2018’s Biggest Social Media Trends For Business

Just how dominant a business tool was social media in 2017? Despite being involved in an investigation by Congress, Facebook reported its highest earnings ever in Q3, up nearly 50% from a year ago. Its mobile ads are so popular that the platform is actually starting to run out of space for them, even though they’re charging more than ever. Meanwhile, the network eclipsed the 2-billion-user mark, now counting nearly one-third of the planet among its user base.

Behind these numbers is a growing realization among businesses that social media is the single most effective way to reach audiences, with teens (i.e. tomorrow’s consumers) now spending up to nine hours a day on social platforms. An insatiable appetite for video among users, paired with better technology for making, posting and targeting social updates, sees companies now spending more money on social and digital ads than on TV advertising.

These trends show little sign of slowing up in 2018. Here’s a glimpse into five key factors that will impact how businesses use social media in the year ahead:

Goodbye free reach on social media (for real). For years, companies’ organic reach on Facebook (the percentage of their followers who see company updates that aren’t “boosted” with ad money) has been dwindling, dipping as low as 2%. Now it seems Facebook may finally kill organic reach on the News Feed entirely. This fall, the network rolled out a new “Explore Feed,” a kind of second-class stream just for company updates. Testing has already begun in some countries to banish all company social posts from the all important (and increasingly crowded) News Feed over to Explore.

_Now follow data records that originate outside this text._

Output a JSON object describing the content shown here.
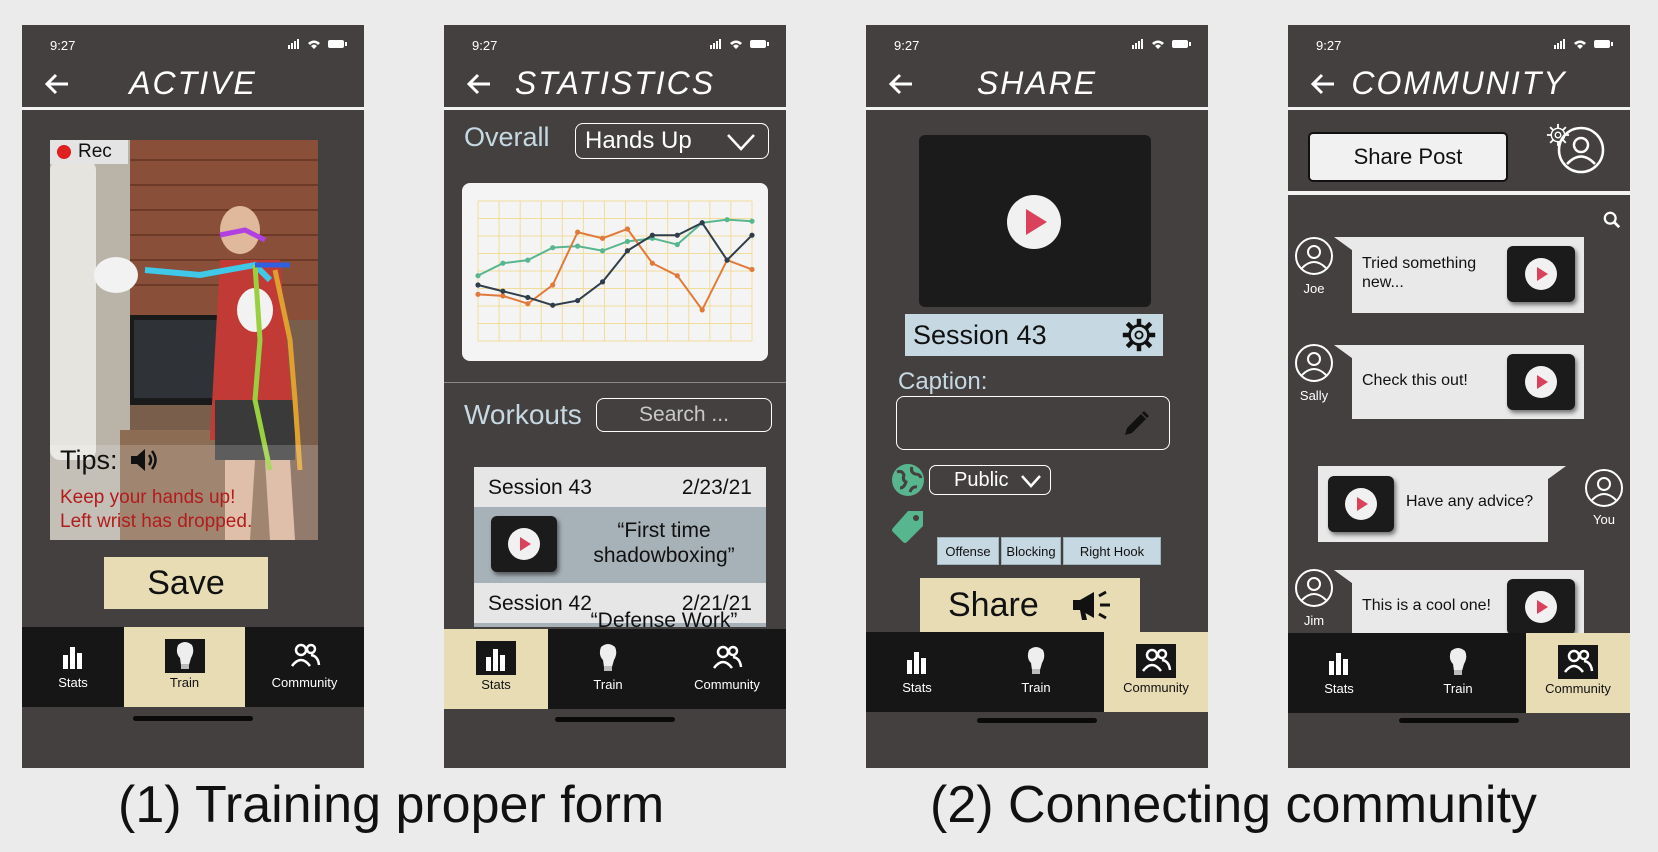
{
  "status": {
    "time": "9:27"
  },
  "screens": {
    "active": {
      "title": "ACTIVE",
      "rec_label": "Rec",
      "tips_label": "Tips:",
      "tip_line1": "Keep your hands up!",
      "tip_line2": "Left wrist has dropped.",
      "save_label": "Save"
    },
    "statistics": {
      "title": "STATISTICS",
      "overall_label": "Overall",
      "dropdown_value": "Hands Up",
      "workouts_label": "Workouts",
      "search_placeholder": "Search ...",
      "sessions": [
        {
          "name": "Session 43",
          "date": "2/23/21",
          "line1": "“First time",
          "line2": "shadowboxing”"
        },
        {
          "name": "Session 42",
          "date": "2/21/21",
          "line1": "“Defense Work”",
          "line2": ""
        }
      ]
    },
    "share": {
      "title": "SHARE",
      "session_name": "Session 43",
      "caption_label": "Caption:",
      "caption_value": "",
      "visibility": "Public",
      "tags": [
        "Offense",
        "Blocking",
        "Right Hook"
      ],
      "share_label": "Share"
    },
    "community": {
      "title": "COMMUNITY",
      "share_post_label": "Share Post",
      "posts": [
        {
          "user": "Joe",
          "text_line1": "Tried something",
          "text_line2": "new..."
        },
        {
          "user": "Sally",
          "text_line1": "Check this out!",
          "text_line2": ""
        },
        {
          "user": "You",
          "text_line1": "Have any advice?",
          "text_line2": ""
        },
        {
          "user": "Jim",
          "text_line1": "This is a cool one!",
          "text_line2": ""
        }
      ]
    }
  },
  "nav": {
    "stats": "Stats",
    "train": "Train",
    "community": "Community"
  },
  "captions": {
    "left": "(1) Training proper form",
    "right": "(2) Connecting community"
  },
  "chart_data": {
    "type": "line",
    "title": "",
    "x": [
      0,
      1,
      2,
      3,
      4,
      5,
      6,
      7,
      8,
      9,
      10,
      11
    ],
    "series": [
      {
        "color": "#58b68f",
        "values": [
          62,
          70,
          72,
          80,
          81,
          78,
          84,
          86,
          82,
          96,
          98,
          97
        ]
      },
      {
        "color": "#e07a3b",
        "values": [
          50,
          49,
          44,
          56,
          90,
          86,
          92,
          70,
          62,
          40,
          72,
          66
        ]
      },
      {
        "color": "#2f3e4a",
        "values": [
          56,
          52,
          48,
          43,
          46,
          58,
          78,
          88,
          88,
          96,
          72,
          88
        ]
      }
    ],
    "ylim": [
      20,
      110
    ],
    "grid": true,
    "colors": {
      "grid": "#f2dc9a",
      "background": "#f4f4f4"
    }
  },
  "colors": {
    "background": "#444040",
    "accent": "#e8dcb5",
    "rec": "#e02020",
    "tip_text": "#b21c1c",
    "label_blue": "#c6d8e2",
    "play": "#d9425a"
  }
}
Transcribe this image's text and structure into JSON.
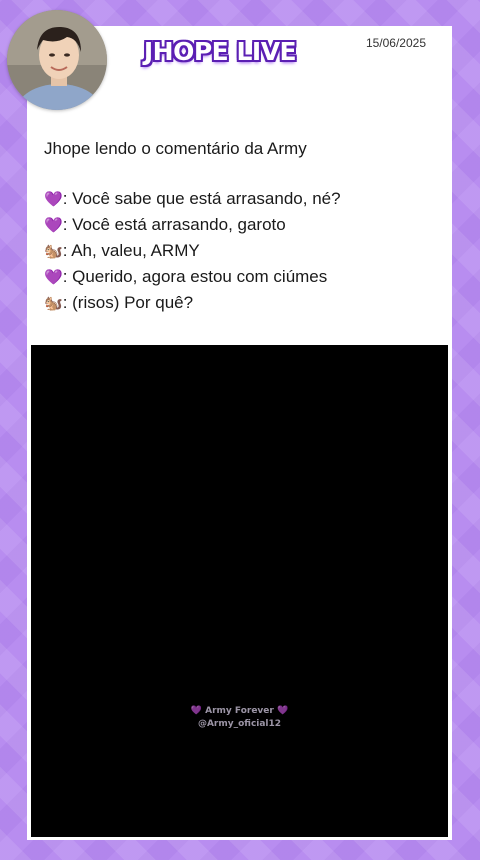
{
  "header": {
    "title": "JHOPE LIVE",
    "date": "15/06/2025",
    "avatar_icon": "profile-photo"
  },
  "post": {
    "intro": "Jhope lendo o comentário da Army",
    "lines": [
      {
        "icon": "💜",
        "icon_name": "purple-heart-icon",
        "text": ": Você sabe que está arrasando, né?"
      },
      {
        "icon": "💜",
        "icon_name": "purple-heart-icon",
        "text": ": Você está arrasando, garoto"
      },
      {
        "icon": "🐿️",
        "icon_name": "squirrel-icon",
        "text": ": Ah, valeu, ARMY"
      },
      {
        "icon": "💜",
        "icon_name": "purple-heart-icon",
        "text": ": Querido, agora estou com ciúmes"
      },
      {
        "icon": "🐿️",
        "icon_name": "squirrel-icon",
        "text": ": (risos) Por quê?"
      }
    ]
  },
  "video": {
    "watermark_line1": "Army Forever",
    "watermark_heart": "💜",
    "watermark_line2": "@Army_oficial12"
  },
  "colors": {
    "background": "#b88df0",
    "title_outline": "#5b1fb3",
    "accent_heart": "#8e44ad"
  }
}
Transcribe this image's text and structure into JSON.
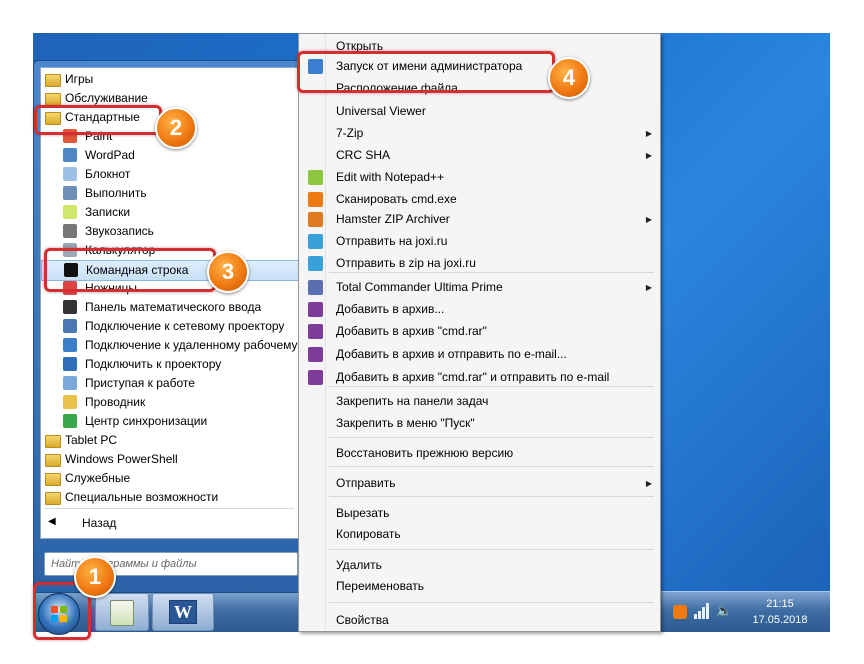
{
  "start_menu": {
    "programs": [
      {
        "label": "Игры",
        "kind": "folder",
        "selected": false
      },
      {
        "label": "Обслуживание",
        "kind": "folder",
        "selected": false
      },
      {
        "label": "Стандартные",
        "kind": "folder",
        "selected": false
      },
      {
        "label": "Paint",
        "kind": "app",
        "icon": "paint-icon",
        "selected": false
      },
      {
        "label": "WordPad",
        "kind": "app",
        "icon": "wordpad-icon",
        "selected": false
      },
      {
        "label": "Блокнот",
        "kind": "app",
        "icon": "notepad-icon",
        "selected": false
      },
      {
        "label": "Выполнить",
        "kind": "app",
        "icon": "run-icon",
        "selected": false
      },
      {
        "label": "Записки",
        "kind": "app",
        "icon": "sticky-notes-icon",
        "selected": false
      },
      {
        "label": "Звукозапись",
        "kind": "app",
        "icon": "microphone-icon",
        "selected": false
      },
      {
        "label": "Калькулятор",
        "kind": "app",
        "icon": "calculator-icon",
        "selected": false
      },
      {
        "label": "Командная строка",
        "kind": "app",
        "icon": "cmd-icon",
        "selected": true
      },
      {
        "label": "Ножницы",
        "kind": "app",
        "icon": "scissors-icon",
        "selected": false
      },
      {
        "label": "Панель математического ввода",
        "kind": "app",
        "icon": "math-input-icon",
        "selected": false
      },
      {
        "label": "Подключение к сетевому проектору",
        "kind": "app",
        "icon": "network-projector-icon",
        "selected": false
      },
      {
        "label": "Подключение к удаленному рабочему",
        "kind": "app",
        "icon": "remote-desktop-icon",
        "selected": false
      },
      {
        "label": "Подключить к проектору",
        "kind": "app",
        "icon": "projector-icon",
        "selected": false
      },
      {
        "label": "Приступая к работе",
        "kind": "app",
        "icon": "getting-started-icon",
        "selected": false
      },
      {
        "label": "Проводник",
        "kind": "app",
        "icon": "explorer-folder-icon",
        "selected": false
      },
      {
        "label": "Центр синхронизации",
        "kind": "app",
        "icon": "sync-center-icon",
        "selected": false
      },
      {
        "label": "Tablet PC",
        "kind": "folder",
        "selected": false
      },
      {
        "label": "Windows PowerShell",
        "kind": "folder",
        "selected": false
      },
      {
        "label": "Служебные",
        "kind": "folder",
        "selected": false
      },
      {
        "label": "Специальные возможности",
        "kind": "folder",
        "selected": false
      }
    ],
    "back_label": "Назад",
    "search_placeholder": "Найти программы и файлы"
  },
  "context_menu": {
    "items": [
      {
        "label": "Открыть",
        "icon": "",
        "submenu": false
      },
      {
        "label": "Запуск от имени администратора",
        "icon": "shield-icon",
        "submenu": false
      },
      {
        "label": "Расположение файла",
        "icon": "",
        "submenu": false
      },
      {
        "label": "Universal Viewer",
        "icon": "",
        "submenu": false
      },
      {
        "label": "7-Zip",
        "icon": "",
        "submenu": true
      },
      {
        "label": "CRC SHA",
        "icon": "",
        "submenu": true
      },
      {
        "label": "Edit with Notepad++",
        "icon": "notepadpp-icon",
        "submenu": false
      },
      {
        "label": "Сканировать cmd.exe",
        "icon": "avast-icon",
        "submenu": false
      },
      {
        "label": "Hamster ZIP Archiver",
        "icon": "hamster-icon",
        "submenu": true
      },
      {
        "label": "Отправить на joxi.ru",
        "icon": "joxi-icon",
        "submenu": false
      },
      {
        "label": "Отправить в zip на joxi.ru",
        "icon": "joxi-icon",
        "submenu": false
      },
      {
        "label": "Total Commander Ultima Prime",
        "icon": "total-commander-icon",
        "submenu": true
      },
      {
        "label": "Добавить в архив...",
        "icon": "winrar-icon",
        "submenu": false
      },
      {
        "label": "Добавить в архив \"cmd.rar\"",
        "icon": "winrar-icon",
        "submenu": false
      },
      {
        "label": "Добавить в архив и отправить по e-mail...",
        "icon": "winrar-icon",
        "submenu": false
      },
      {
        "label": "Добавить в архив \"cmd.rar\" и отправить по e-mail",
        "icon": "winrar-icon",
        "submenu": false
      },
      {
        "label": "Закрепить на панели задач",
        "icon": "",
        "submenu": false
      },
      {
        "label": "Закрепить в меню \"Пуск\"",
        "icon": "",
        "submenu": false
      },
      {
        "label": "Восстановить прежнюю версию",
        "icon": "",
        "submenu": false
      },
      {
        "label": "Отправить",
        "icon": "",
        "submenu": true
      },
      {
        "label": "Вырезать",
        "icon": "",
        "submenu": false
      },
      {
        "label": "Копировать",
        "icon": "",
        "submenu": false
      },
      {
        "label": "Удалить",
        "icon": "",
        "submenu": false
      },
      {
        "label": "Переименовать",
        "icon": "",
        "submenu": false
      },
      {
        "label": "Свойства",
        "icon": "",
        "submenu": false
      }
    ]
  },
  "taskbar": {
    "word_label": "W",
    "time": "21:15",
    "date": "17.05.2018"
  },
  "callouts": [
    {
      "number": "1"
    },
    {
      "number": "2"
    },
    {
      "number": "3"
    },
    {
      "number": "4"
    }
  ],
  "colors": {
    "callout_border": "#d32f2f",
    "callout_badge": "#f07a12",
    "desktop": "#1f6fc5"
  }
}
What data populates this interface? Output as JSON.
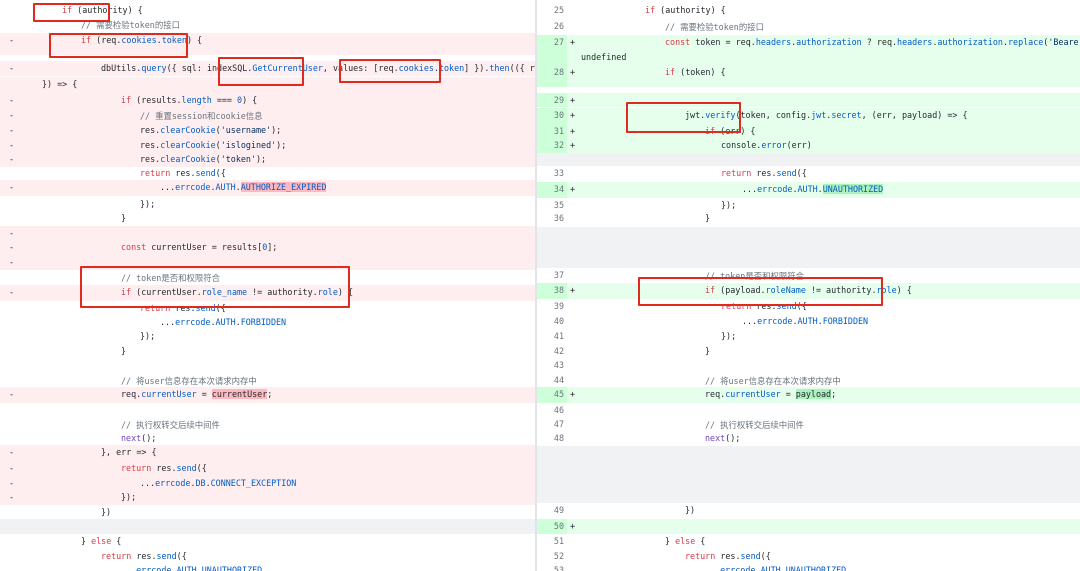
{
  "diff": {
    "left": {
      "rows": [
        {
          "text": "if (authority) {",
          "marker": "",
          "type": "normal"
        },
        {
          "text": "// 需要检验token的接口",
          "marker": "",
          "type": "normal"
        },
        {
          "text": "if (req.cookies.token) {",
          "marker": "-",
          "type": "del"
        },
        {
          "text": "dbUtils.query({ sql: indexSQL.GetCurrentUser, values: [req.cookies.token] }).then(({ results",
          "marker": "-",
          "type": "del"
        },
        {
          "text": "}) => {",
          "marker": "",
          "type": "del"
        },
        {
          "text": "if (results.length === 0) {",
          "marker": "-",
          "type": "del"
        },
        {
          "text": "// 重置session和cookie信息",
          "marker": "-",
          "type": "del"
        },
        {
          "text": "res.clearCookie('username');",
          "marker": "-",
          "type": "del"
        },
        {
          "text": "res.clearCookie('islogined');",
          "marker": "-",
          "type": "del"
        },
        {
          "text": "res.clearCookie('token');",
          "marker": "-",
          "type": "del"
        },
        {
          "text": "return res.send({",
          "marker": "",
          "type": "normal"
        },
        {
          "text": "...errcode.AUTH.AUTHORIZE_EXPIRED",
          "marker": "-",
          "type": "del"
        },
        {
          "text": "});",
          "marker": "",
          "type": "normal"
        },
        {
          "text": "}",
          "marker": "",
          "type": "normal"
        },
        {
          "text": "",
          "marker": "-",
          "type": "del"
        },
        {
          "text": "const currentUser = results[0];",
          "marker": "-",
          "type": "del"
        },
        {
          "text": "",
          "marker": "-",
          "type": "del"
        },
        {
          "text": "// token是否和权限符合",
          "marker": "",
          "type": "normal"
        },
        {
          "text": "if (currentUser.role_name != authority.role) {",
          "marker": "-",
          "type": "del"
        },
        {
          "text": "return res.send({",
          "marker": "",
          "type": "normal"
        },
        {
          "text": "...errcode.AUTH.FORBIDDEN",
          "marker": "",
          "type": "normal"
        },
        {
          "text": "});",
          "marker": "",
          "type": "normal"
        },
        {
          "text": "}",
          "marker": "",
          "type": "normal"
        },
        {
          "text": "",
          "marker": "",
          "type": "normal"
        },
        {
          "text": "// 将user信息存在本次请求内存中",
          "marker": "",
          "type": "normal"
        },
        {
          "text": "req.currentUser = currentUser;",
          "marker": "-",
          "type": "del"
        },
        {
          "text": "",
          "marker": "",
          "type": "normal"
        },
        {
          "text": "// 执行权转交后续中间件",
          "marker": "",
          "type": "normal"
        },
        {
          "text": "next();",
          "marker": "",
          "type": "normal"
        },
        {
          "text": "}, err => {",
          "marker": "-",
          "type": "del"
        },
        {
          "text": "return res.send({",
          "marker": "-",
          "type": "del"
        },
        {
          "text": "...errcode.DB.CONNECT_EXCEPTION",
          "marker": "-",
          "type": "del"
        },
        {
          "text": "});",
          "marker": "-",
          "type": "del"
        },
        {
          "text": "})",
          "marker": "",
          "type": "normal"
        },
        {
          "text": "",
          "marker": "",
          "type": "fill"
        },
        {
          "text": "} else {",
          "marker": "",
          "type": "normal"
        },
        {
          "text": "return res.send({",
          "marker": "",
          "type": "normal"
        },
        {
          "text": "...errcode.AUTH.UNAUTHORIZED",
          "marker": "",
          "type": "normal"
        }
      ]
    },
    "right": {
      "rows": [
        {
          "line": "25",
          "marker": "",
          "text": "if (authority) {",
          "type": "normal"
        },
        {
          "line": "26",
          "marker": "",
          "text": "// 需要检验token的接口",
          "type": "normal"
        },
        {
          "line": "27",
          "marker": "+",
          "text": "const token = req.headers.authorization ? req.headers.authorization.replace('Bearer ', '') :",
          "wrap": "undefined",
          "type": "add"
        },
        {
          "line": "28",
          "marker": "+",
          "text": "if (token) {",
          "type": "add"
        },
        {
          "line": "29",
          "marker": "+",
          "text": "",
          "type": "add"
        },
        {
          "line": "30",
          "marker": "+",
          "text": "jwt.verify(token, config.jwt.secret, (err, payload) => {",
          "type": "add"
        },
        {
          "line": "31",
          "marker": "+",
          "text": "if (err) {",
          "type": "add"
        },
        {
          "line": "32",
          "marker": "+",
          "text": "console.error(err)",
          "type": "add"
        },
        {
          "line": "",
          "marker": "",
          "text": "",
          "type": "fill"
        },
        {
          "line": "33",
          "marker": "",
          "text": "return res.send({",
          "type": "normal"
        },
        {
          "line": "34",
          "marker": "+",
          "text": "...errcode.AUTH.UNAUTHORIZED",
          "type": "add"
        },
        {
          "line": "35",
          "marker": "",
          "text": "});",
          "type": "normal"
        },
        {
          "line": "36",
          "marker": "",
          "text": "}",
          "type": "normal"
        },
        {
          "line": "",
          "marker": "",
          "text": "",
          "type": "fill"
        },
        {
          "line": "37",
          "marker": "",
          "text": "// token是否和权限符合",
          "type": "normal"
        },
        {
          "line": "38",
          "marker": "+",
          "text": "if (payload.roleName != authority.role) {",
          "type": "add"
        },
        {
          "line": "39",
          "marker": "",
          "text": "return res.send({",
          "type": "normal"
        },
        {
          "line": "40",
          "marker": "",
          "text": "...errcode.AUTH.FORBIDDEN",
          "type": "normal"
        },
        {
          "line": "41",
          "marker": "",
          "text": "});",
          "type": "normal"
        },
        {
          "line": "42",
          "marker": "",
          "text": "}",
          "type": "normal"
        },
        {
          "line": "43",
          "marker": "",
          "text": "",
          "type": "normal"
        },
        {
          "line": "44",
          "marker": "",
          "text": "// 将user信息存在本次请求内存中",
          "type": "normal"
        },
        {
          "line": "45",
          "marker": "+",
          "text": "req.currentUser = payload;",
          "type": "add"
        },
        {
          "line": "46",
          "marker": "",
          "text": "",
          "type": "normal"
        },
        {
          "line": "47",
          "marker": "",
          "text": "// 执行权转交后续中间件",
          "type": "normal"
        },
        {
          "line": "48",
          "marker": "",
          "text": "next();",
          "type": "normal"
        },
        {
          "line": "",
          "marker": "",
          "text": "",
          "type": "fill"
        },
        {
          "line": "49",
          "marker": "",
          "text": "})",
          "type": "normal"
        },
        {
          "line": "50",
          "marker": "+",
          "text": "",
          "type": "add"
        },
        {
          "line": "51",
          "marker": "",
          "text": "} else {",
          "type": "normal"
        },
        {
          "line": "52",
          "marker": "",
          "text": "return res.send({",
          "type": "normal"
        },
        {
          "line": "53",
          "marker": "",
          "text": "...errcode.AUTH.UNAUTHORIZED",
          "type": "normal"
        }
      ]
    },
    "colors": {
      "deleted_bg": "#ffeef0",
      "deleted_gutter": "#ffdce0",
      "added_bg": "#e6ffed",
      "added_gutter": "#cdffd8",
      "empty_bg": "#f1f2f4",
      "highlight_box": "#e12a1e"
    }
  }
}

Unless, of course, you pony up. These latest developments are a final, firm reminder that Facebook is now a paid platform for companies, little different in this respect from traditional pay-to-play advertising channels like TV, radio, print or billboards. To reach an audience via the News Feed—any audience, at all—it’s going to cost you. Considering that 51% of companies currently struggle with lack of a social media ads budget, this may prove a harsh wake-up call in 2018. One silver lining: Facebook has pioneered some of the most precise ad targeting tools ever. (Wanna pitch to twenty-something soccer fans living in Phoenix who work in retail and like dogs? No problem.) So, at the least, ad money promises to be well spent.